DINHEIRO – As recomendações do G30 promoveram avanços?
ARMÍNIO FRAGA –
Muitas de nossas propostas começaram a fazer parte do arsenal de respostas. Há questões institucionais que não acontecem de uma forma tão rápida, como as mudanças no desenho da fiscalização. É natural que demore um pouco, pois é até perigoso tomar esse tipo de decisão de forma muito rápida. Outros temas estão em discussão e é preciso tomar cuidado para que não caiam em uma espécie de arquivo morto e fiquem esquecidos até a próxima crise. Espero que [outra crise] não aconteça no curto prazo. Mas, com certeza, essa crise não foi a última da história dos povos.
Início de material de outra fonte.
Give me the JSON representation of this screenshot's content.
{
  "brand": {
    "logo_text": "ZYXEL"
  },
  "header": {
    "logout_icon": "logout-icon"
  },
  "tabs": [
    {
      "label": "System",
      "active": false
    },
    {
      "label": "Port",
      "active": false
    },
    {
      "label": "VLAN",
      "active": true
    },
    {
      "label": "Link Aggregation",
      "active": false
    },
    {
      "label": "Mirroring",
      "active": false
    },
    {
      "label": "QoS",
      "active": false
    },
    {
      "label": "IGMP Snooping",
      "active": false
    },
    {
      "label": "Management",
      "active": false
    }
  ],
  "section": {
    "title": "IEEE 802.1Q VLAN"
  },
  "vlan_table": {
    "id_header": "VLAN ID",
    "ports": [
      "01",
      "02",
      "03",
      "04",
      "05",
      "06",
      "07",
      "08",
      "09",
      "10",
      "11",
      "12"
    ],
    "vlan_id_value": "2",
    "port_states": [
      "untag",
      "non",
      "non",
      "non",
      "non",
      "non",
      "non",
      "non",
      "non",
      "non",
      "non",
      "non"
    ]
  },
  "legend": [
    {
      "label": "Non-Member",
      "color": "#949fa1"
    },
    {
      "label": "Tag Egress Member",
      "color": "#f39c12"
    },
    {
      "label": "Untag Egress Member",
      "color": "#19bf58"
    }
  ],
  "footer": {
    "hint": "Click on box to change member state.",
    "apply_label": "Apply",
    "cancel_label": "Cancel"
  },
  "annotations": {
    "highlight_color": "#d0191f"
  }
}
DINHEIRO – O otimismo com o desempenho da economia em 2010 está na medida certa? FRAGA – Há um certo otimismo global, mas está longe de ser um entusiasmo exagerado. Lá fora, a economia está melhorando e a expectativa é de crescimento modesto. Um aspecto complicado é a digestão dos pacotes de remédios financeiro-macroeconômicos que foram aplicados, que deixam sequelas. Mas é preciso ter o pé no chão. Não faz sentido pensar na repetição das taxas de crescimento daqueles cinco anos de bolha, que terminaram em 2007 e 2008. A expectativa é de crescimento moderado nos EUA, Europa e Japão.

DINHEIRO – E o Brasil e os emergentes?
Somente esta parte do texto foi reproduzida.